Under authority of the cases cited, we must hold the transaction set forth in the complaint to be illegal and void, and not enforceable in a court of justice; and, therefore, that the matter set up in the answer constitutes a defense to the action.
It is impossible, I think, to apply the distinction in this case claimed by the respondent's counsel, that this is a mere collateral transaction, not connected with, but remote from the prohibited act. Such distinction is clearly defined in the cases he has referred to, where it is held, that if the illegality does not form any portion of the contract, but is merely collateral, and capable of complete separation from it, the contract is binding.
The distinction, however, cannot be made available in this case.' The illegal act is the transacting of business. Business cannot be transacted except by and under contracts, express or implied, executory or completed. Every executory contract made in transacting business, must necessarily, therefore, be void under the prohibition against transacting business under a fictitious firm name. Any other application of the statute would render it wholly ineffectual, as the design of the legislature, as expressed in the title of the act, was to prevent persons from transacting business under fictitious names.

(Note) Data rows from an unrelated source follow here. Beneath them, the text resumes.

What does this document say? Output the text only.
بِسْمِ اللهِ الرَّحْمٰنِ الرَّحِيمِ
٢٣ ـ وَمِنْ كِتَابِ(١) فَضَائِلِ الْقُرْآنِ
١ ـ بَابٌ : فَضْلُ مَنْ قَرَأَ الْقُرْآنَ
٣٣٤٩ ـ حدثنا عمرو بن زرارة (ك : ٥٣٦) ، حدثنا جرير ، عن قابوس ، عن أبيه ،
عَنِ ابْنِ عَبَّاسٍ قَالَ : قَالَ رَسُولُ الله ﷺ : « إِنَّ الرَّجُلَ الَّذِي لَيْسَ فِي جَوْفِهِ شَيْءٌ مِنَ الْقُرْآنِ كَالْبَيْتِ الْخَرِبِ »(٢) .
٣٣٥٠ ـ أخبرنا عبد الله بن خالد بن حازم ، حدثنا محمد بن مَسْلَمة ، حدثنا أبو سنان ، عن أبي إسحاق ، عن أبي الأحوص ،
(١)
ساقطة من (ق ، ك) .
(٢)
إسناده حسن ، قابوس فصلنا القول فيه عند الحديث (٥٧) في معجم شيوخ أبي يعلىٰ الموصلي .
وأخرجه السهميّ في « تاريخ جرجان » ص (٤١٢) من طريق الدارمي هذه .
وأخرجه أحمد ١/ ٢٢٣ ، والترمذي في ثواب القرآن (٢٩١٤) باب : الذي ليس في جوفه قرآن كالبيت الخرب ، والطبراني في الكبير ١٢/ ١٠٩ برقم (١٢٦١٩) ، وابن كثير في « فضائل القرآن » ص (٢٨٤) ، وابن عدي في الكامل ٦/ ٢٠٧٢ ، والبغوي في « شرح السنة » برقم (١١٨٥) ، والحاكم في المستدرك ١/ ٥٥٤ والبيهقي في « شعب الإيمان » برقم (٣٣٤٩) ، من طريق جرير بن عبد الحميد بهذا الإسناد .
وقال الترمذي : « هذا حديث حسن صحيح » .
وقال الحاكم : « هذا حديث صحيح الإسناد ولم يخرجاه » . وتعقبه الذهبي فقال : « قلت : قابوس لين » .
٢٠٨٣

In their complaint the plaintiffs aver,- that at the time they made the contract with the defendant, they were doing business under the firm name of " Swords, Betty & Co.," and the answer alleges that the transaction was made with the plaintiffs while unlawfully transacting business under such fictitious firm name.
These several allegations are, in my opinion, sufficient to bring the case within the provisions of the statute prohibiting the transaction of business in the name of a partner not interested in the firm.
,The order appealed from should be affirmed, with costs.